サンジェルマン伯爵が番組に生出演するというニュース映像に続いて、額縁内に登場したのはナポレオン。カリスマ性のある口調で兵へと力強く呼び掛け、アッパーな「闇夜のライオン」で場内の士気を高める。その後も映像や声によるエピソードを挟み込みながら「Delta -Interlude-」からの「Castrato」、そして「Ambition -Interlude-」からの「Sang I」「Sang II」と物語はいよいよクライマックスに迫っていく。

 

 

ルイ16世とマリー・アントワネットの処刑という悲劇的シーンの後に演奏されたのは、「Louis 〜艶血のラヴィアンローズ〜」。ストーリーの展開とKAMIJOの深みある歌声に、心が揺さぶられずにはいられない。感動の渦の中、「Sang 〜君に贈る名前〜」が奏でられる。“ルイ17世をはじめとして、望まずにこの世を去った少年少女に捧げます”との言葉と共にKAMIJOが客席に深く一礼をしてから退場し、いったん本編の幕が降ろされた。

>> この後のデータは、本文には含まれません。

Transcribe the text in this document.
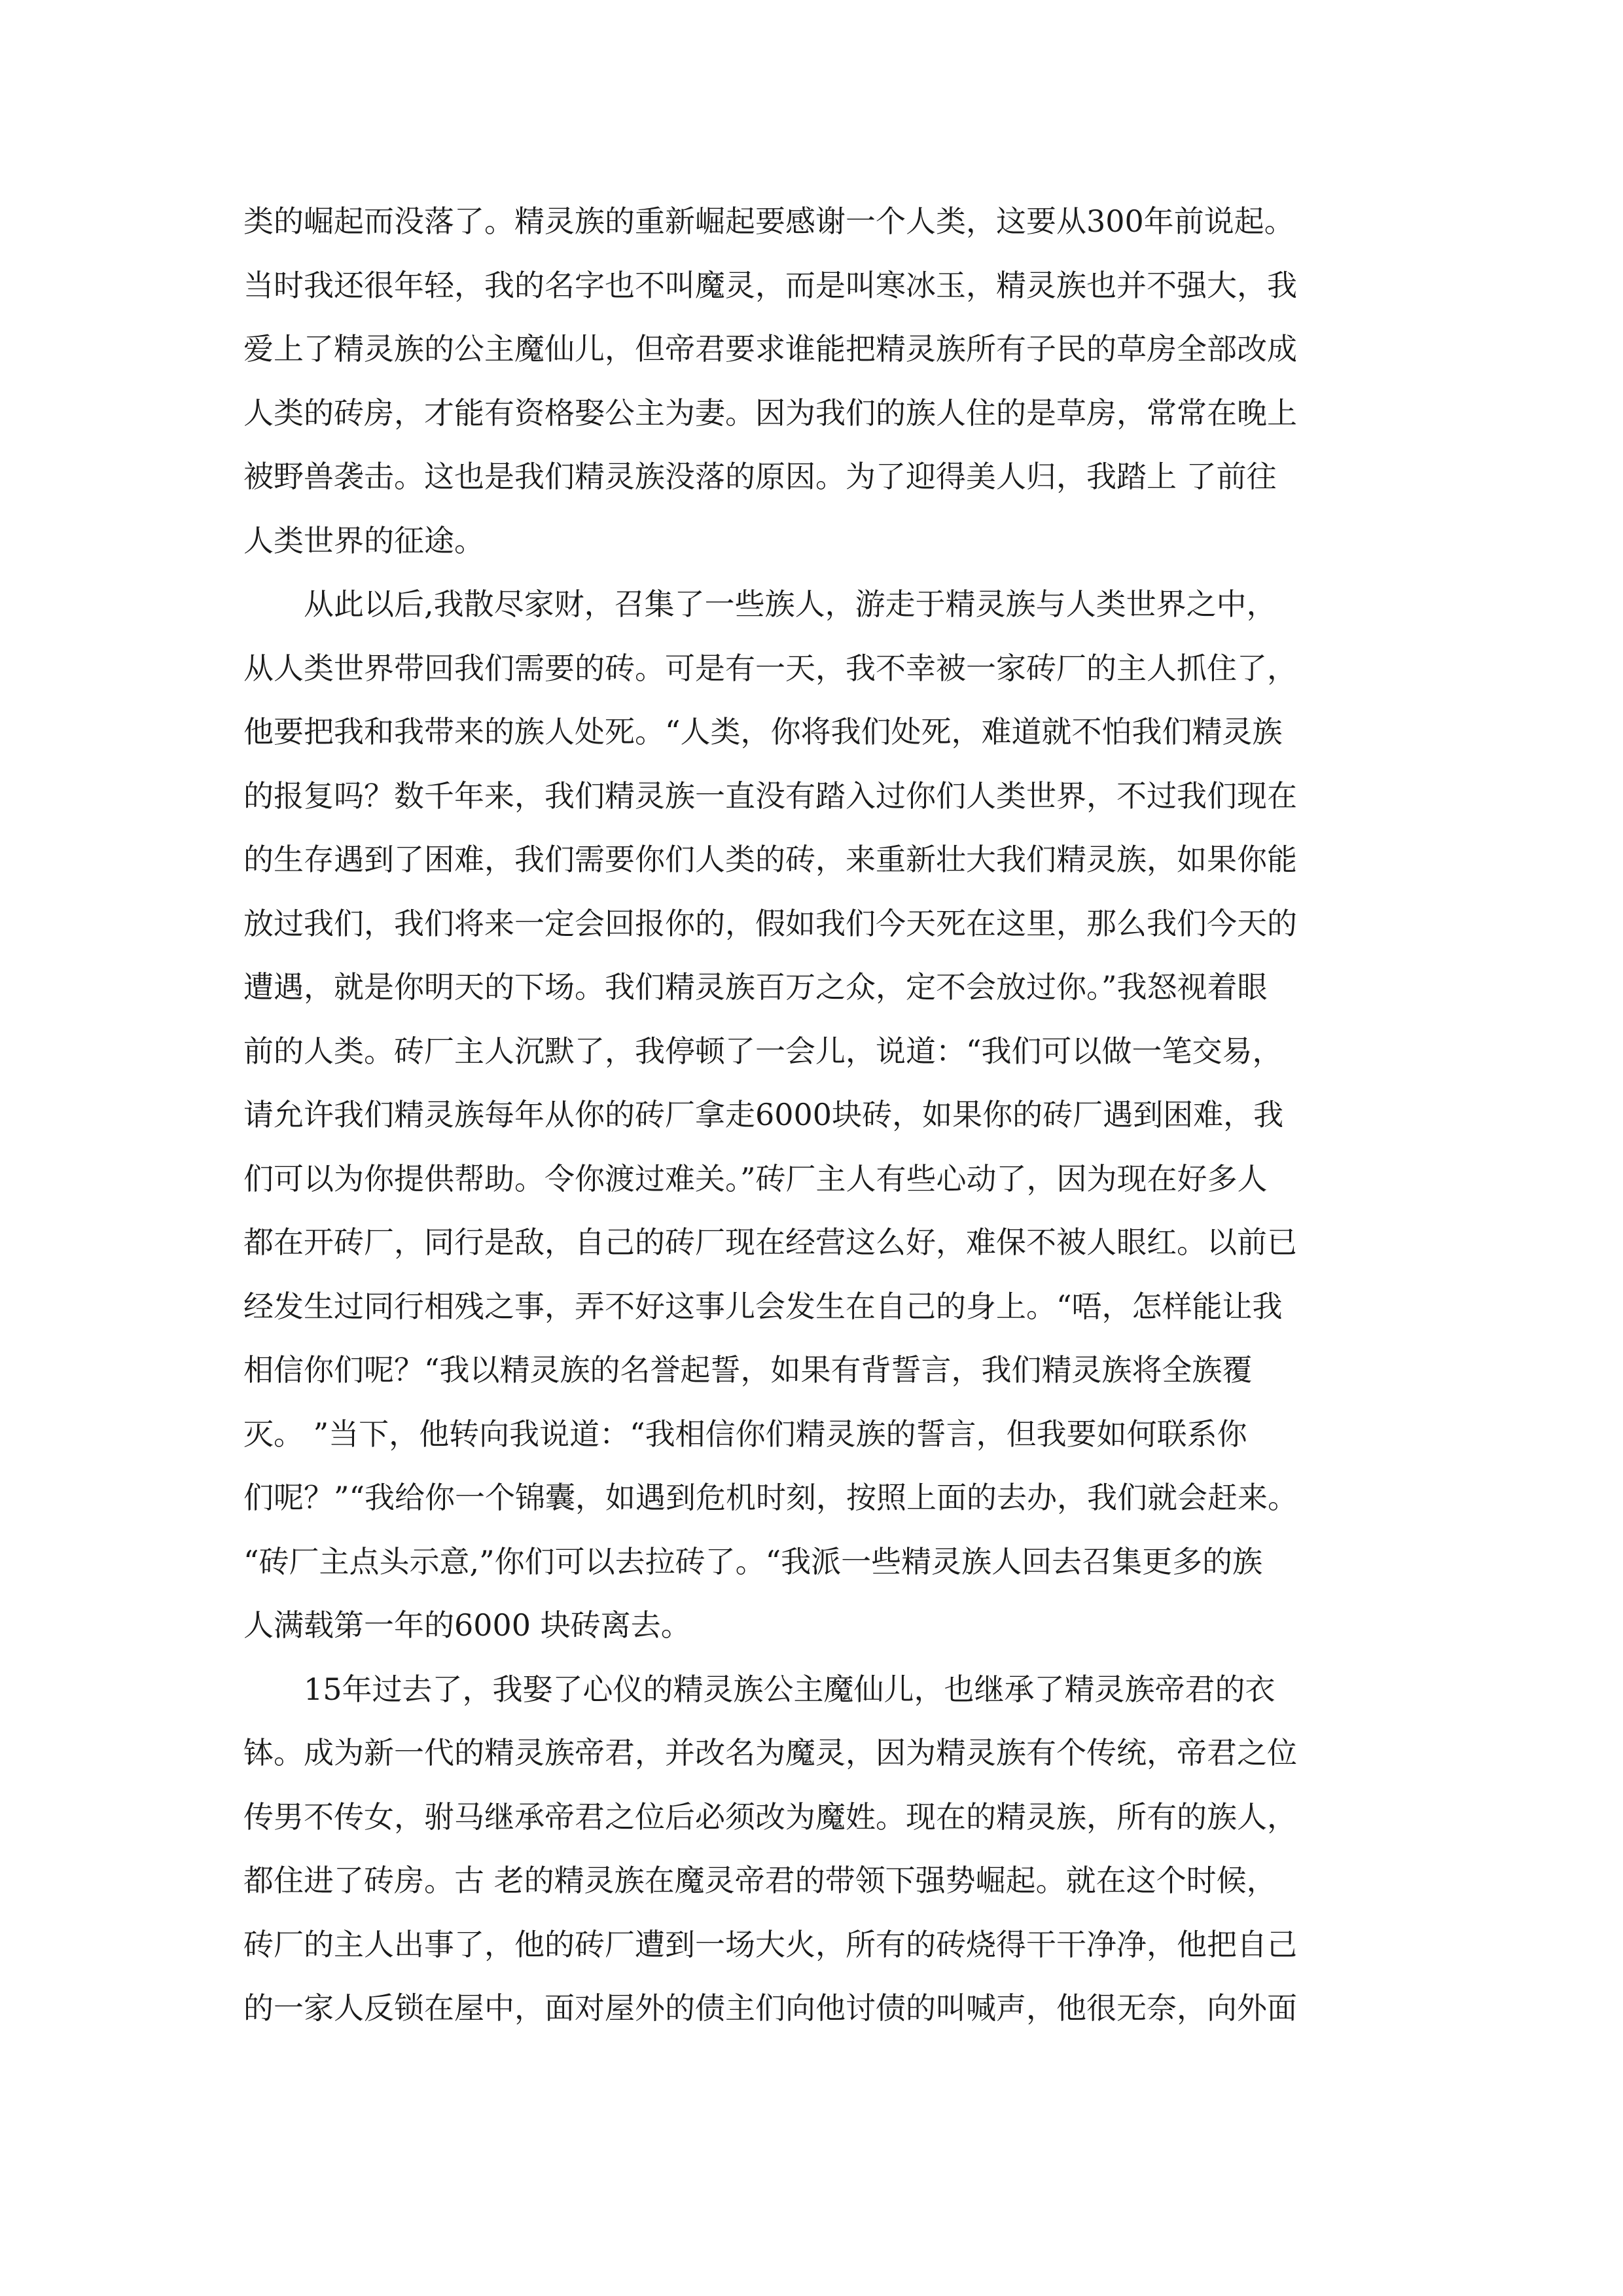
类的崛起而没落了。精灵族的重新崛起要感谢一个人类，这要从300年前说起。
当时我还很年轻，我的名字也不叫魔灵，而是叫寒冰玉，精灵族也并不强大，我
爱上了精灵族的公主魔仙儿，但帝君要求谁能把精灵族所有子民的草房全部改成
人类的砖房，才能有资格娶公主为妻。因为我们的族人住的是草房，常常在晚上
被野兽袭击。这也是我们精灵族没落的原因。为了迎得美人归，我踏上 了前往
人类世界的征途。
从此以后,我散尽家财，召集了一些族人，游走于精灵族与人类世界之中，
从人类世界带回我们需要的砖。可是有一天，我不幸被一家砖厂的主人抓住了，
他要把我和我带来的族人处死。“人类，你将我们处死，难道就不怕我们精灵族
的报复吗？数千年来，我们精灵族一直没有踏入过你们人类世界，不过我们现在
的生存遇到了困难，我们需要你们人类的砖，来重新壮大我们精灵族，如果你能
放过我们，我们将来一定会回报你的，假如我们今天死在这里，那么我们今天的
遭遇，就是你明天的下场。我们精灵族百万之众，定不会放过你。”我怒视着眼
前的人类。砖厂主人沉默了，我停顿了一会儿，说道：“我们可以做一笔交易，
请允许我们精灵族每年从你的砖厂拿走6000块砖，如果你的砖厂遇到困难，我
们可以为你提供帮助。令你渡过难关。”砖厂主人有些心动了，因为现在好多人
都在开砖厂，同行是敌，自己的砖厂现在经营这么好，难保不被人眼红。以前已
经发生过同行相残之事，弄不好这事儿会发生在自己的身上。“唔，怎样能让我
相信你们呢？“我以精灵族的名誉起誓，如果有背誓言，我们精灵族将全族覆
灭。 ”当下，他转向我说道：“我相信你们精灵族的誓言，但我要如何联系你
们呢？”“我给你一个锦囊，如遇到危机时刻，按照上面的去办，我们就会赶来。
“砖厂主点头示意,”你们可以去拉砖了。“我派一些精灵族人回去召集更多的族
人满载第一年的6000 块砖离去。
15年过去了，我娶了心仪的精灵族公主魔仙儿，也继承了精灵族帝君的衣
钵。成为新一代的精灵族帝君，并改名为魔灵，因为精灵族有个传统，帝君之位
传男不传女，驸马继承帝君之位后必须改为魔姓。现在的精灵族，所有的族人，
都住进了砖房。古 老的精灵族在魔灵帝君的带领下强势崛起。就在这个时候，
砖厂的主人出事了，他的砖厂遭到一场大火，所有的砖烧得干干净净，他把自己
的一家人反锁在屋中，面对屋外的债主们向他讨债的叫喊声，他很无奈，向外面
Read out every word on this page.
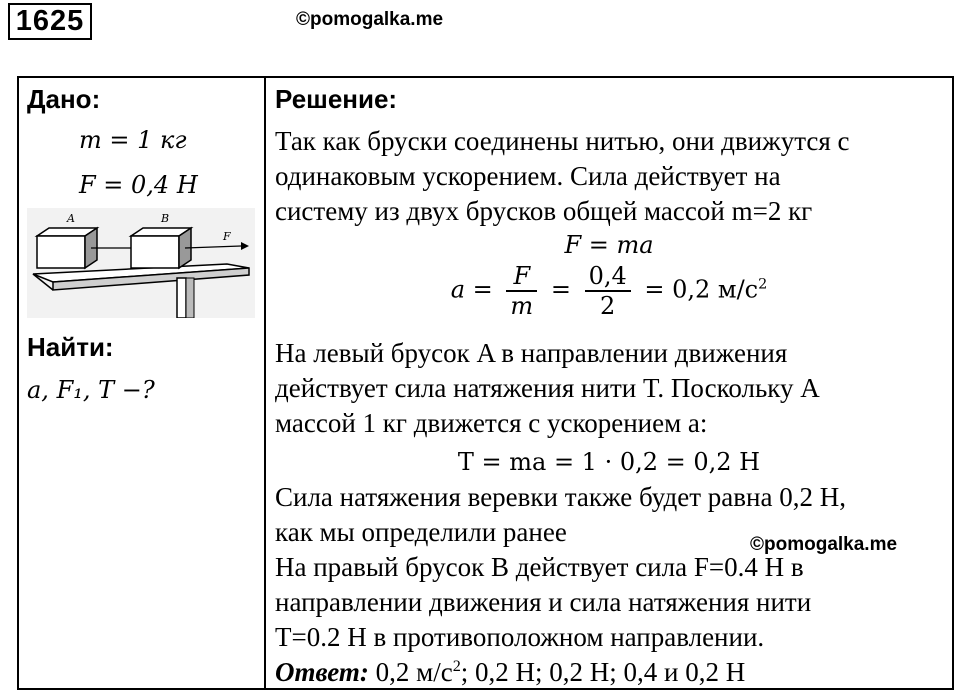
1625	©pomogalka.me
Дано:
m = 1 кг
F = 0,4 Н
A	B
F
Найти:
a, F₁, Т −?

Решение:
Так как бруски соединены нитью, они движутся с
одинаковым ускорением. Сила действует на
систему из двух брусков общей массой m=2 кг
F = ma
$a = \frac{F}{m} = \frac{0,4}{2} = 0,2$ $м/с^2$
На левый брусок A в направлении движения
действует сила натяжения нити T. Поскольку A
массой 1 кг движется с ускорением a:
Т = ma = 1 · 0,2 = 0,2 Н
Сила натяжения веревки также будет равна 0,2 Н,
как мы определили ранее
На правый брусок B действует сила F=0.4 Н в
направлении движения и сила натяжения нити
T=0.2 Н в противоположном направлении.
Ответ: 0,2 $м/с^2$; 0,2 Н; 0,2 Н; 0,4 и 0,2 Н
©pomogalka.me
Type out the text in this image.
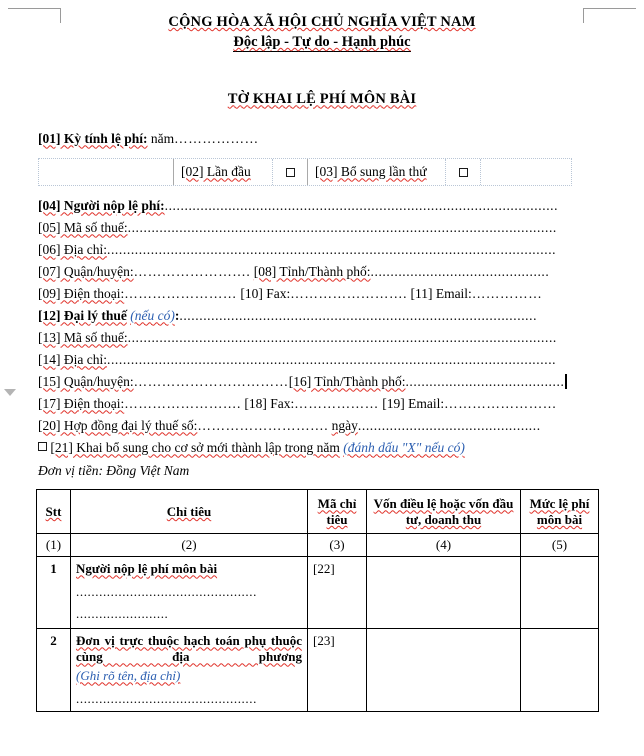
CỘNG HÒA XÃ HỘI CHỦ NGHĨA VIỆT NAM
Độc lập - Tự do - Hạnh phúc
TỜ KHAI LỆ PHÍ MÔN BÀI
[01] Kỳ tính lệ phí: năm………………
[02] Lần đầu	[03] Bổ sung lần thứ
[04] Người nộp lệ phí:...................................................................................................
[05] Mã số thuế:............................................................................................................
[06] Địa chỉ:.................................................................................................................
[07] Quận/huyện:……………………. [08] Tỉnh/Thành phố:.............................................
[09] Điện thoại:…………………… [10] Fax:……………………. [11] Email:……………
[12] Đại lý thuế (nếu có):..........................................................................................
[13] Mã số thuế:............................................................................................................
[14] Địa chỉ:.................................................................................................................
[15] Quận/huyện:……………………………[16] Tỉnh/Thành phố:........................................
[17] Điện thoại:……………………. [18] Fax:……………… [19] Email:……………………
[20] Hợp đồng đại lý thuế số:………………………. ngày..............................................
[21] Khai bổ sung cho cơ sở mới thành lập trong năm (đánh dấu "X" nếu có)
Đơn vị tiền: Đồng Việt Nam
Stt	Chỉ tiêu	Mã chỉ tiêu	Vốn điều lệ hoặc vốn đầu tư, doanh thu	Mức lệ phí môn bài
(1)	(2)	(3)	(4)	(5)
1	Người nộp lệ phí môn bài
...............................................
........................	[22]		
2	Đơn vị trực thuộc hạch toán phụ thuộc cùng địa phương
(Ghi rõ tên, địa chỉ)
...............................................	[23]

再び額縁内に映しだされたサンジェルマン伯爵の“この少女はいったい…、私にも知らない未来があるとは!”というセリフに続けて登場したのは、初音ミクだ。コラボレーションシングルに収録の「私たちは戦う、昨日までの自分と」で盛り上げた後、「Sang-Another Story-」をKAMIJOと2人でデュエット。シリアスな場面が多かった本編とは打って変わり、明るく楽しい空気がフロアを包む。

 

 

「薔薇は美しく散る」(※テレビアニメ『ベルサイユのばら』オープニングテーマのカバー)から始まったアンコールでも、その空気は変わらない。イントロから手拍子が湧き起こった「Mystery」、“ここからは打ち上げだ!”と宣言してからの「Moulin Rouge」と、ハッピーな空気が充満していく。そして「Symphony of The Vampire第四楽章『Dying-Table』」でまたダークな世界観に戻るも、“声も血も空っぽにしようぜ!”と呼びかけてから本日2度目の「Vampire Rock Star」でフロアの興奮を最高潮へと至らしめた。

“音楽と物語を共存させる、このツアーは本当に挑戦でした”とKAMIJOは語ったが、その試みは間違いなく成功したと言えるだろう。単なる“ライヴ”という概念には収まりきらない、まるで壮大な映画を1本見たような感覚に終演後は満たされていた。10月には“Halloween Tour「Vampire Rock Star」”、来年3月にはオーケストラを伴った“Dream Live「Symphony of The Vampire」”の開催をこの日に発表するなど、KAMIJOの創造的な挑戦は決して終わることがない。次はどんな驚きと感動、そして新たな“謎”を我々にもたらしてくれるのか、本当に楽しみだ。